Not So Golden: Employees—and Employers—Feel the Pinch from Shortfalls in Retirement Funding

The effects of shrinking retirement accounts

Drastic Solutions

That fact has some companies contemplating even more drastic solutions. "Many corporations are thinking about whether they should file for bankruptcy in order to unload their retiree promises," says Mitchell.

If a company goes bankrupt, the plan would be taken over by the Pension Benefit Guaranty Corporation (PBGC), a federal agency that insures private-sector pensions. Created under the Employee Retirement Income Security Act of 1974, the PBCG guarantees payment of basic pension benefits for 44 million American workers and retirees in more than 29,000 private-sector defined benefit plans. The PBGC paid out $4.29 billion in benefits to more than 640,000 people in 2008, and collected $1.49 billion in insurance premiums from pension plan sponsors, which are its main source of funding.

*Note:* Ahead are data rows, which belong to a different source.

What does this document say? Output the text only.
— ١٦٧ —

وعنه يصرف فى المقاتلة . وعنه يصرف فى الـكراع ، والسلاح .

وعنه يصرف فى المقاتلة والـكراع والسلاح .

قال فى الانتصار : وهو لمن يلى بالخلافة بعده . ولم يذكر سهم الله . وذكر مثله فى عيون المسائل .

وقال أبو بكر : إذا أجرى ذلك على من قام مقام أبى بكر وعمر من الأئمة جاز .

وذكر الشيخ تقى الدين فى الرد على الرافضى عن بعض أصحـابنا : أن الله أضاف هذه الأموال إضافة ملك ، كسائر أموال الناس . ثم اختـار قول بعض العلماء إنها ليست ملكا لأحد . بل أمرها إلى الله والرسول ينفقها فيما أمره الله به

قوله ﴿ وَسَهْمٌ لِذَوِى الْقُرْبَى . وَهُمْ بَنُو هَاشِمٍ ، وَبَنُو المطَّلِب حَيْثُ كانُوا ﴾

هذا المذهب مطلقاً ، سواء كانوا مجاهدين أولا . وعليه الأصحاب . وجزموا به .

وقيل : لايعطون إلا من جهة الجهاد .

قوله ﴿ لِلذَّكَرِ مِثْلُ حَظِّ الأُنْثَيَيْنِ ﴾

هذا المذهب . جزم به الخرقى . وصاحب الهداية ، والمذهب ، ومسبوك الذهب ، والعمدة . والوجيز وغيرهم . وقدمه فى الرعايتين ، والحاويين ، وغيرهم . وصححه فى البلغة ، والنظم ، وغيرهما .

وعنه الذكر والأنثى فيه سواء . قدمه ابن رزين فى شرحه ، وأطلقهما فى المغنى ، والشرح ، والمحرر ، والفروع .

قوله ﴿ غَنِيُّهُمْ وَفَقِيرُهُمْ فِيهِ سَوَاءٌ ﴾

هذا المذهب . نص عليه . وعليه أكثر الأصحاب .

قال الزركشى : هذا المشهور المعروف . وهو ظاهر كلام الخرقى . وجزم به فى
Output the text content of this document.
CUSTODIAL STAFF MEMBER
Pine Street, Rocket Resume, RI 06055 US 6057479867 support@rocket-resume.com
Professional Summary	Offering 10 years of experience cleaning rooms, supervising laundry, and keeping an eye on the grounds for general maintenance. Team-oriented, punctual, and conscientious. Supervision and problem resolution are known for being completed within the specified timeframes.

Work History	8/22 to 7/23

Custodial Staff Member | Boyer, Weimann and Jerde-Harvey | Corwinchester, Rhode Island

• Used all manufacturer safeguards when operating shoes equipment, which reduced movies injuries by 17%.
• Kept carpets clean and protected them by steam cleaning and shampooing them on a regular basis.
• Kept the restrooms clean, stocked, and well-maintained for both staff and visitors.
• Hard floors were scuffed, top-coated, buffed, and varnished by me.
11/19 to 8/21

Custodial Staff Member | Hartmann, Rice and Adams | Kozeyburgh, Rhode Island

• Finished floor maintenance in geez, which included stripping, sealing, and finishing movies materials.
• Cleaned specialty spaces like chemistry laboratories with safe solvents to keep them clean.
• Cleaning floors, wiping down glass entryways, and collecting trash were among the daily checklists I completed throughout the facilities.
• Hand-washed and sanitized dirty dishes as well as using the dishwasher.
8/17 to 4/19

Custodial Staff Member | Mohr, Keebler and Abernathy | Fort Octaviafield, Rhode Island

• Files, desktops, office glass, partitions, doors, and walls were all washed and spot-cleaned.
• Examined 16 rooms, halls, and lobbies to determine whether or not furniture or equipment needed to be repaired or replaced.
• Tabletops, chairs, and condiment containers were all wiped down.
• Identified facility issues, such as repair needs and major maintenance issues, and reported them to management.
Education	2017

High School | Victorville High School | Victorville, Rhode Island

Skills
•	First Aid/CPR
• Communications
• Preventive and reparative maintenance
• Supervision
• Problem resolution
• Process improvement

But there is a limit to how much the PBGC will pay in benefits. The maximum guaranteed pension for participants in plans that terminated in 2008 was $51,750 per year at age 65, and lower for couples or early retirees. Workers who were promised more than that would be out of luck if their company declared bankruptcy. "It's important to understand what is actually guaranteed," Mitchell says.

In addition to taking over pensions from distressed companies, the PBGC also takes over fully funded plans that employers voluntarily terminate. (Companies cannot choose to terminate a plan unless it is fully funded.)

The problem, Mitchell points out, is that the PBGC itself is $11.15 billion in the hole. PBGC's annual report for 2008 notes: "The Corporation has sufficient liquidity to meet its obligations for a number of years; however, neither of its insurance programs at present has the resources to fully satisfy PBGC's long-term obligation to plan participants." Says Mitchell: "There is a big concern about that insurance guarantor. And if any one of the big auto companies goes bust, that could double or triple the PBGC's underfunded status."

PBGC spokesman Gary Pastorius says the PBGC has run a deficit for most of its history -- in fact, its deficit shrunk in 2008 -- and has a healthy enough cash flow to keep things going. "On a cash flow basis, we're pretty strong," Pastorius says. "The assets are on hand now. The liabilities, we pay out into the future. Not everybody's ready to retire yet."

At least the PBGC doesn't have to worry about funding pensions for public employees. "There is not a PBGC for state and local government pension plans," says Keith Brainard, research director at the National Association of State Retirement Administrators (NASRA), which represents 82 statewide public retirement systems for about 22 million working and retired employees of state and local governments. "By and large, the taxpayers are the backstop."

Like 401(k) accounts and private-sector pensions, public pension funds have watched assets fall during the financial crisis. According to the most recent figures from the Center for Retirement Research at Boston College, aggregate assets for state and local pensions have dropped $1.3 trillion since the peak of the market on October 9, 2007. NASRA estimates that its members are now about 85% funded, on average.

Cities and towns throughout the United States are juggling tightening budgets with pension shortfalls, straining to find a way to make ends meet without raising taxes and causing more economic strife. "So the question is, what happens if they go broke?" asks Mitchell. "And it's really unclear."

In response to a budget crisis, the City of Philadelphia recently announced it would suspend contributions to the city employees' pension fund and extend amortization of the shortfall from 20 to 40 years, Mitchell notes. "They can't fill the potholes and police the crime. So what it means is that we're consuming the services today, but we're going to make our grandchildren pay for them."

The other looming question, says Mitchell, is: What would happen if a state pension got into big trouble? Most states' employee pension plans are guaranteed by a combination of the state constitution and state law. That could make it difficult for states to scale back on pension contributions, because the only way to cut the pension would be to amend the constitution, Mitchell notes.

Brainard calls the doomsday scenarios for state and local pensions "a distant and unlikely event.... States and cities don't typically declare bankruptcy, they're not acquired and they don't go out of business. Most public pension plans have assets to continue meeting their liabilities indefinitely or for decades."

Besides, the true impact of the current financial crisis will not show up for most public pensions for at least another year, because there is a lag in reporting, Brainard adds. Since the fiscal year for most state and local governments ends in June rather than December, most of the worst market losses haven't even been recorded. Also, as public pensions do not fall under the PPA, most are able to smooth gains and losses over a much longer period than their private-sector counterparts -- from three to 15 years.

So if the economy rebounds soon, the astounding losses of 2008 could largely fade away. And if the economy continues to sputter, the worst shortfalls for public pensions may be yet to come. "It is really going to take a few years to understand and recognize what effect the market decline has had," Brainard says.